Given $2^p-1$ is prime. Assume $p$ is not prime. Then $∃a,b∈\mathbb{Z}∋a,b>1$ and $p=ab$. $$2^p-1=2^{ab}-1=(2^a )^b-1=(2^a-1)\frac{(2^a )^b-1}{(2^a-1)}$$ Since $\frac{(2^a )^b-1}{(2^a-1)}$ is the solution to a geometric series, $$(2^a-1)\frac{(2^a )^b-1}{(2^a-1)}=(2^a-1) \sum_{k=0}^{b-1}(2^a )^k =2^p-1.$$ Thus, $2^a-1$ is a divisor of $2^p-1$ implies $2^p-1$ is not prime, which is a contradiction. Therefore, $p$ is prime if $2^p-1$ is prime.

Answer 4

Note that $2^n-1$ is the number of sequences that can result from flipping a two-sided coin ($H$ and $T$ for “heads” and “tails”) $n$ times in a row, where the result is not $n$ consecutive heads, that is, where there is at least one $T$ (for tails) in the sequence.

Now suppose $n$ factors into positive integers as $n=ab$.

Every length-$n$ sequence of flips can be represented uniquely as an $a\times b$ array ($a$ rows of $b$ columns) of flips. We will calculate the cardinality of the set $A$ of these arrays that contain at least one $T$ (which cardinality we know is $2^n-1$) as follows.

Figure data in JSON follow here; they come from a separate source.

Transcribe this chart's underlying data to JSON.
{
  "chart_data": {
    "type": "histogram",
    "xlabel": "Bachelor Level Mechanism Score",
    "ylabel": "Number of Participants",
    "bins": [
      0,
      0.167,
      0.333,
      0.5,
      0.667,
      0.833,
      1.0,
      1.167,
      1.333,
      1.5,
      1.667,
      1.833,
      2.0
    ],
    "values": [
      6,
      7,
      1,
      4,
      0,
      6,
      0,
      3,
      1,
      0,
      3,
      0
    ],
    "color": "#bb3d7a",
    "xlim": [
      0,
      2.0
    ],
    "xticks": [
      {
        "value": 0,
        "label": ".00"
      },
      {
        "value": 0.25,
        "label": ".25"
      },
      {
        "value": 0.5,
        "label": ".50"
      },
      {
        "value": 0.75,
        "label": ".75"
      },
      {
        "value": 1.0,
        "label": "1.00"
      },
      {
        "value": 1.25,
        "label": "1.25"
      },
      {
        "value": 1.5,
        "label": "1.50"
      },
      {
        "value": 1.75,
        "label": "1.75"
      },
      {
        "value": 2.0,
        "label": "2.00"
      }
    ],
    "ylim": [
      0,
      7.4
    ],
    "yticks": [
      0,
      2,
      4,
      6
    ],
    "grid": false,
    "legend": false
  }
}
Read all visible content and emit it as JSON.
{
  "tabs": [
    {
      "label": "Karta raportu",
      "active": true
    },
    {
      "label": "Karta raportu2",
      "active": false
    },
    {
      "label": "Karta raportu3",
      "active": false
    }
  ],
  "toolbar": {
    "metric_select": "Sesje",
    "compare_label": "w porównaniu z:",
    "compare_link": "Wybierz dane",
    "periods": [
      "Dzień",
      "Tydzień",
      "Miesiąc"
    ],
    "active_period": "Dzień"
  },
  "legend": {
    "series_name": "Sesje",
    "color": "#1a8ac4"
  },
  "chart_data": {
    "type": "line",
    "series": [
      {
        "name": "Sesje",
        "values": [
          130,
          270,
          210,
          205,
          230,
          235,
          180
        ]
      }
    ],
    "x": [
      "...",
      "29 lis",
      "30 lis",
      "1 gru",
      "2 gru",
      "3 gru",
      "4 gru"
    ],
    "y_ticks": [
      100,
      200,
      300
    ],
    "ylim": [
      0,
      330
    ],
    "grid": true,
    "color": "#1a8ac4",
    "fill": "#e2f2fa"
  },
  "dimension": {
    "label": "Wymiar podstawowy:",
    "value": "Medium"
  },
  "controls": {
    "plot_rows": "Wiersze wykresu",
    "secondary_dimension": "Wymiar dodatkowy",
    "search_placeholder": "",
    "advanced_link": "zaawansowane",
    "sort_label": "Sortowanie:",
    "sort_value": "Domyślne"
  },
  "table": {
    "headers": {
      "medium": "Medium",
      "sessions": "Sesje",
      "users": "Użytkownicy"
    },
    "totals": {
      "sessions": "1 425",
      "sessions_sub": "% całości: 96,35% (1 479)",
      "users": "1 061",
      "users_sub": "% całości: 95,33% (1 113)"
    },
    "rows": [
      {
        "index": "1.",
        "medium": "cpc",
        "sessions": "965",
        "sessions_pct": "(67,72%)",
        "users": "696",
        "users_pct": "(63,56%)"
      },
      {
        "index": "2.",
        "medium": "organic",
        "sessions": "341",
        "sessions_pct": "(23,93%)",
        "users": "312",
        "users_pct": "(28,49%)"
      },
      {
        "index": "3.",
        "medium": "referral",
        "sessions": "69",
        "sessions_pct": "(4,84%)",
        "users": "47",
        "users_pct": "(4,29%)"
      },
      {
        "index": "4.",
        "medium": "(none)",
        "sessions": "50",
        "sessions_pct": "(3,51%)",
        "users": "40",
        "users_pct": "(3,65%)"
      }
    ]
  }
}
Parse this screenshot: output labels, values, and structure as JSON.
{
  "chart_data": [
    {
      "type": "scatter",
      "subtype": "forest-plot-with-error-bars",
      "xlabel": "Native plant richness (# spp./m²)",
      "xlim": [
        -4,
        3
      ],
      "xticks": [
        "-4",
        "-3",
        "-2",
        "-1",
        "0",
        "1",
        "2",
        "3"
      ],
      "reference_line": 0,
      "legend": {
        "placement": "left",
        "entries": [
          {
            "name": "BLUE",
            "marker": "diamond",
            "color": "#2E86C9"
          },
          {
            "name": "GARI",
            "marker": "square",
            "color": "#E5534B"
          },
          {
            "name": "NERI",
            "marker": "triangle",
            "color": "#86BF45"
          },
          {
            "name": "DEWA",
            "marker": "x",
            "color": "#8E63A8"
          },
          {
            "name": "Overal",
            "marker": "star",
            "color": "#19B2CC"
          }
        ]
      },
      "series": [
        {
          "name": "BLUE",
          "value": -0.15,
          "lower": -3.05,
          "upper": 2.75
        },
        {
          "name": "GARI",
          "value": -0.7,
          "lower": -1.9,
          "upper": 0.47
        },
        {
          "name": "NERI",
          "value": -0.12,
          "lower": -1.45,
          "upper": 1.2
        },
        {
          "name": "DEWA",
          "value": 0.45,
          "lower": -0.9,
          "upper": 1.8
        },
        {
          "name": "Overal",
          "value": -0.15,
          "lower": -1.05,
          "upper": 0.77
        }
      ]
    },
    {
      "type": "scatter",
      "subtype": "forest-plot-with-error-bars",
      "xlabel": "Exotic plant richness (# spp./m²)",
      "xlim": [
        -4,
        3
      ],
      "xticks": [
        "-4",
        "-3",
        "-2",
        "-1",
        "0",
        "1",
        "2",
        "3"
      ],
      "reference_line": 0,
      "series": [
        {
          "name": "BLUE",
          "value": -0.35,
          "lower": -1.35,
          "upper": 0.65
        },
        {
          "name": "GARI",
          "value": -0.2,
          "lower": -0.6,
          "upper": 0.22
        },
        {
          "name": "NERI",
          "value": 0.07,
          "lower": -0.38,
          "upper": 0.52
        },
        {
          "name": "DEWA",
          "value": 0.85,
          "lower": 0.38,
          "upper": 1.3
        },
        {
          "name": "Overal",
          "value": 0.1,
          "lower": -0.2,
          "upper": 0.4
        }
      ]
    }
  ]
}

Let $A_i$ be the subset of $A$ containing those arrays where the first $T$ appears in row $i$. In any such array, the first $i-1$ rows contain all $H$s, so there is only one distinct pattern for each of those rows. There are $2^a-1$ different patterns possible for the $a$ flips in the $i$-th row (because that row contains a $T$), and any pattern (there are $2^a$) is possible in each of the remaining $b-i$ rows.

The number of arrays in $A_i$ is therefore $1^{i-1}\cdot(2^a-1)^1\cdot(2^a)^{b-i}$.

The sets $A_i$ are disjoint and have union $A$, so the sum of the $|A_i|$ equals $|A|=2^n-1$. For each $i$, the cardinality of $A_i$ is divisible by $2^a-1$, so $2^a-1$ divides $\sum A_i$, which is $2^n-1$. If $2^n-1$ is prime, then $2^a-1$ must be either $1$ or $2^n-1$; that is, $a$ is either $1$ or $n$. This shows that if $2^n-1$ is prime, then the only factorization of $n$ into positive integers $n=ab$ is $n=1\cdot n$ or $n=n\cdot 1$, and therefore $n$ is prime.